Anderson further pointed out that Kazen also created the first and largest virtual congregation. "He had people from every part of the world who considered him their rabbi," Anderson said. "He never automated his responses, choosing to meticulously answer tens of thousands of emails directly himself."

The Jewish Theological Seminary's Michael Starr said that Kazen's site became the standard bearer for the Jewish internet world. "[His] site was the one by which all the others were judged."

Kazen's exploits in helping to set up a Passover service on a boat off Antarctica, providing information for a Jewish defense officer in Saudi Arabia, and teaching an Irish minister about Judaism earned him prominent coverage in media outlets like the New York Times, CNN, USA Today, Good Morning America, and many others who were fascinated by this man's vision in helping to educate through the internet.

His outreach is immortalized in the Smithsonian Institution's National Museum of American History collections exhibit about the internet.

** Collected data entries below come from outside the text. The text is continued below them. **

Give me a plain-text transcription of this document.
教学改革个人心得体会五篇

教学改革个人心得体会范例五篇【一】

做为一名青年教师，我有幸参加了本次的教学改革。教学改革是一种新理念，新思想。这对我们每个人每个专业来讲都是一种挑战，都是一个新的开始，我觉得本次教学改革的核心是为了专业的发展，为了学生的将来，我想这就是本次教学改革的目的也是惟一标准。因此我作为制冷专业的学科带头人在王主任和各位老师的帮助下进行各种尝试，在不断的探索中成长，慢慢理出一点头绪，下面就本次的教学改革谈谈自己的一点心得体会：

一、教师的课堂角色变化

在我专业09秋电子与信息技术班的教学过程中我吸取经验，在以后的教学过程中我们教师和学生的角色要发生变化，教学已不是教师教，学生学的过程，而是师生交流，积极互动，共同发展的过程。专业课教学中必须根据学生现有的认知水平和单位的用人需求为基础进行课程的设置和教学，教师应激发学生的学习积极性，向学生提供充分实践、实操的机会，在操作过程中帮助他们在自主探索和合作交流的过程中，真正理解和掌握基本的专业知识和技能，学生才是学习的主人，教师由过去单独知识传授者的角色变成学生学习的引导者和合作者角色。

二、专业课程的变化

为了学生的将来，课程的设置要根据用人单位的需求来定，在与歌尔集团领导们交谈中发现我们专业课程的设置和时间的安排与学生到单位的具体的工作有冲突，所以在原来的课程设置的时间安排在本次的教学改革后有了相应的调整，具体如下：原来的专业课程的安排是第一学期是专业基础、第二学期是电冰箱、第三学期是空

Many books, including the popular The Soul of Cyberspace, feature his ideas on internet education as well.

In mid-1998 Kazen was diagnosed with lymphoma but refused to notify his thousands of internet admirers. In fact, between painful treatments at New York Hospital-Cornell Medical Center he would dial up and respond to emails on his laptop.

Rabbi Kazen was interred at the Old Montefiore Cemetery in Queens, in proximity to the resting place of the Lubavitcher Rebbes.

He leaves behind his wife, Rochel, and six children ages 5-18, in Brooklyn; his parents, Rabbi Zalman and Rebbetzin Shifra Shula Kazen of Cleveland, Ohio; and six sisters and their families who are representatives of Lubavitch around the world.